Even in the most favorable scenario, therefore, emissions will not decrease enough. The PBL warns that practice is often unruly and that it "cannot be counted on in advance" that the many uncertainties will all be beneficial. All in all, the Netherlands faces a "major task."
The Climate and Energy Outlook (KEV) is more favorable than in last year's edition. This is mainly because plans that were still too vague to be calculated in the previous year have now been worked out concretely. The figures may improve further once the Cabinet's latest climate plans have been calculated. In next year's Budget, the Cabinet set aside an extra 6.8 billion euros for climate policy.
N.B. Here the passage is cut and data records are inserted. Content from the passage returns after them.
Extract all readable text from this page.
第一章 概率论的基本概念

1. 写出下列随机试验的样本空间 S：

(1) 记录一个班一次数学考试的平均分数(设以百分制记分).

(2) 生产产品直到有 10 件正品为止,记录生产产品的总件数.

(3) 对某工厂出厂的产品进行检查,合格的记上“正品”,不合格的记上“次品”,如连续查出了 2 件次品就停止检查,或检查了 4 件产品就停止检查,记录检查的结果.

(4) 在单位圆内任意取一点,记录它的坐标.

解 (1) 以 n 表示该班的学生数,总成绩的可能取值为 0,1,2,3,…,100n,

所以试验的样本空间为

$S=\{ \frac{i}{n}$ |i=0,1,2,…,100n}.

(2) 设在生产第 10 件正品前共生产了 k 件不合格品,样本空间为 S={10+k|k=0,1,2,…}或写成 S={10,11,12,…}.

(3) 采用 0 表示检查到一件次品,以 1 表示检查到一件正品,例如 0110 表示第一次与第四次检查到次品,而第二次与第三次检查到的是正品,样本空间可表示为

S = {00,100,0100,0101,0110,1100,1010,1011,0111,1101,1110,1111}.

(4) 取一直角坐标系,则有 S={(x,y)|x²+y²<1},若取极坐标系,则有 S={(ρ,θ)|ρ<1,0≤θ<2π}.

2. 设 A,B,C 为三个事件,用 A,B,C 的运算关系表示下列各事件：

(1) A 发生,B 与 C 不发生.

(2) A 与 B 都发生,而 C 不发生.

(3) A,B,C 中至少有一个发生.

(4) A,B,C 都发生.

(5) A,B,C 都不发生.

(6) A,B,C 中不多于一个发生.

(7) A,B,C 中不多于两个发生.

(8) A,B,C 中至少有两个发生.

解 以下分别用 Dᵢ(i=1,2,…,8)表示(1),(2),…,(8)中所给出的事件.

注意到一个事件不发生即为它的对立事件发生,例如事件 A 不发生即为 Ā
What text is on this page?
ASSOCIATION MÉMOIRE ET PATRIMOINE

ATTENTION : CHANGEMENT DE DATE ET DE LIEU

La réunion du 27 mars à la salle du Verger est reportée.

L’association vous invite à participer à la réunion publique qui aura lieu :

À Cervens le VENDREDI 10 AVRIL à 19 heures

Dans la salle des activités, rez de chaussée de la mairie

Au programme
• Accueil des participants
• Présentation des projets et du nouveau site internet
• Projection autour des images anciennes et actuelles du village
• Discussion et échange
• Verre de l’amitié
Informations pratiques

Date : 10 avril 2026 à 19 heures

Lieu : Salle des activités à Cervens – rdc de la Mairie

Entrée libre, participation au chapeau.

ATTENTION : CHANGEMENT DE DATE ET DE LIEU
Due to lack of time, the PBL could not include the effects of this in this analysis.
In its annual report, the planning office also stated that the emission reductions imposed by the court would be endangered again in the coming years. In the Urgenda case, the judge ruled that the government had to decrease emissions by at least 25 percent by 2020. That target was achieved or just not reached. The PBL reported a reduction of 24 to 26 percent based on preliminary figures. The final figure will follow early next year.
This year, however, emissions are rising again. This is partly because the economy has rebounded after the coronavirus dip. In addition, it was relatively cold at the start of this year, resulting in more energy consumption. If all goes well, emissions this year will be 24.5 percent lower than in 1990. If things do not go well, emissions this year will only be 19 percent lower than in 1990.
The risk that the Urgenda target will be exceeded will exist up to and including 2025, according to the planning office. That is problematic because the court ruling is not without obligation. For the Supreme Court, combating climate change is a human rights issue. After all, global warming is endangering human lives, the judges reasoned.
Incidentally, the target from the Climate Act does not go as far as the increased target of the European Union. The EU as a whole should reduce CO2 emissions by 55 percent by 2030. That too will present a "significant extra task" for the Netherlands, the PBL noted previously.
The caretaker Cabinet believes that it has made "great progress" in reducing greenhouse gas emissions. But it also recognizes that more measures are needed to achieve the goals of the Climate Act. This is stated in the Climate Memorandum that State Secretary Dilan Yeşilgöz-Zegerius presented to parliament.
In the Climate Memorandum, the government accounts for the progress of its climate policy and looks ahead at the priorities for the coming years. However, it left much to the new Cabinet, which is currently being negotiated by the four current coalition parties: VVD, D66, CDA, and ChristenUnie.